Section 926, entitled “Authority of State Regulators Over Regulation D Offerings” (pages 816-819) is the most problematic. Today, startup companies can raise money from “accredited investors” like the Alliance of Angels simply and easily. As a result, we have funded over 100 new, innovative, and high-growth companies. Senator Dodd’s bill will force these startups to have to make a filing with the SEC and the SEC will have 120 days to review the filing. And then, if the review doesn’t happen, the individual states could then apply regulation. Section 926 will replace an accepted and working system with one riddled with uncertainty and delay. For a startup, a 120+ day delay in financing is often a death sentence. From an investor point of view, many Angel investors, recognizing the increased risk of failure from this added costly and burdensome regulation, might make the difference between continuing support of the entire early-stage investment asset class.
Furthermore, an added layer of state regulation over angel financing that currently works well will put a chill on angles syndicating deals across state lines. At this time such regulation is as unwise as it is unneeded. At the Alliance of Angels, we consider deals from across the Northwest (Washington, Oregon, Idaho, and Montana). If there is additional cost or restriction or time required, co-investment by angels in other state will be chilled. We need more angel investment, not less.
Lastly, Section 412 of the bill will change the definition of an “accredited investor,” adjusting this for inflation. Currently, and accredited investor must have net worth over $1 million or income over $200,000 ($300,000 for a couple) in the current year. People with this net worth or income are sophisticated financial investors. Do they need additional regulation to protect themselves from investing in startup companies?

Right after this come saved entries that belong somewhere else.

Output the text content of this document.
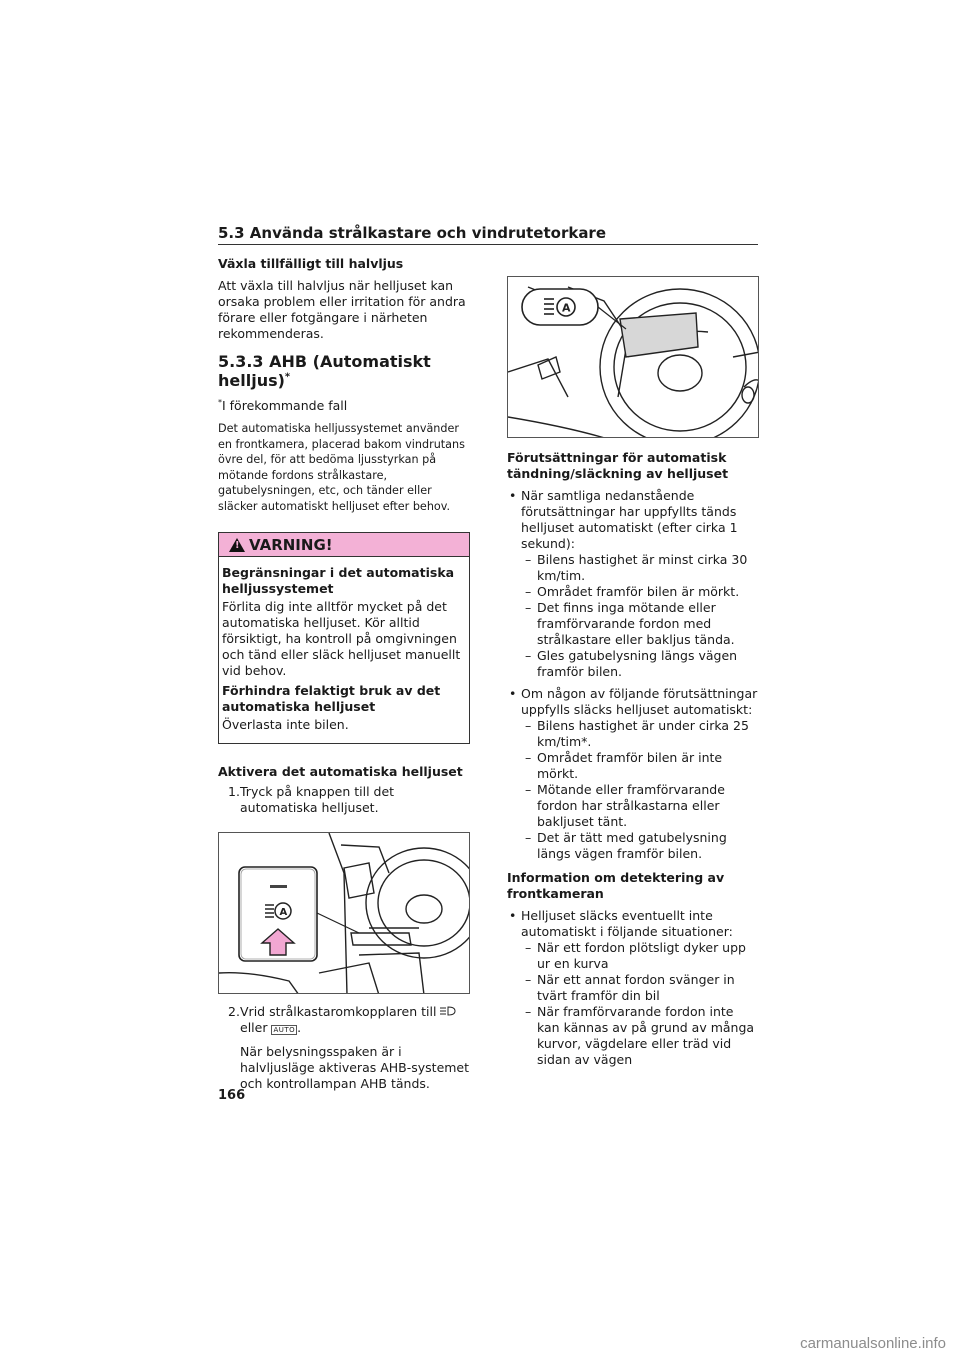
5.3 Använda strålkastare och vindrutetorkare
Växla tillfälligt till halvljus

Att växla till halvljus när helljuset kan orsaka problem eller irritation för andra förare eller fotgängare i närheten rekommenderas.

5.3.3 AHB (Automatiskt helljus)*
*I förekommande fall

Det automatiska helljussystemet använder en frontkamera, placerad bakom vindrutans övre del, för att bedöma ljusstyrkan på mötande fordons strålkastare, gatubelysningen, etc, och tänder eller släcker automatiskt helljuset efter behov.

! VARNING!
Begränsningar i det automatiska helljussystemet

Förlita dig inte alltför mycket på det automatiska helljuset. Kör alltid försiktigt, ha kontroll på omgivningen och tänd eller släck helljuset manuellt vid behov.

Förhindra felaktigt bruk av det automatiska helljuset

Överlasta inte bilen.

Aktivera det automatiska helljuset
1. Tryck på knappen till det automatiska helljuset.
A
2. Vrid strålkastaromkopplaren till
eller AUTO .
När belysningsspaken är i halvljusläge aktiveras AHB-systemet och kontrollampan AHB tänds.
A
Förutsättningar för automatisk tändning/släckning av helljuset
• När samtliga nedanstående förutsättningar har uppfyllts tänds helljuset automatiskt (efter cirka 1 sekund):
– Bilens hastighet är minst cirka 30 km/tim.
– Området framför bilen är mörkt.
– Det finns inga mötande eller framförvarande fordon med strålkastare eller bakljus tända.
– Gles gatubelysning längs vägen framför bilen.
• Om någon av följande förutsättningar uppfylls släcks helljuset automatiskt:
– Bilens hastighet är under cirka 25 km/tim*.
– Området framför bilen är inte mörkt.
– Mötande eller framförvarande fordon har strålkastarna eller bakljuset tänt.
– Det är tätt med gatubelysning längs vägen framför bilen.
Information om detektering av frontkameran
• Helljuset släcks eventuellt inte automatiskt i följande situationer:
– När ett fordon plötsligt dyker upp ur en kurva
– När ett annat fordon svänger in tvärt framför din bil
– När framförvarande fordon inte kan kännas av på grund av många kurvor, vägdelare eller träd vid sidan av vägen
166
carmanualsonline.info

According to Scott Shane, if you use a database on wealth from the IRS and calculate inflation based on information from the Bureau of Labor Statistics, the new thresholds for accredited investors would be $2.2 million in net worth, $450K in individual income ($775K in salaries for married couples). I believe that this will cripple groups like the Alliance of Angels and would cause a significant drop off in angel financing for startups.
In summary, “it’s not broke, so don’t fix it!” Angel investing in the United States has sufficient safeguards and does not need these provisions in Senator Dodd’s bill to make it safer. Instead, it will put a chill on the entire angel investing process, injecting uncertainty, excess costs and more risk. Please take whatever actions you can to make sure these provisions are eliminated from the bill.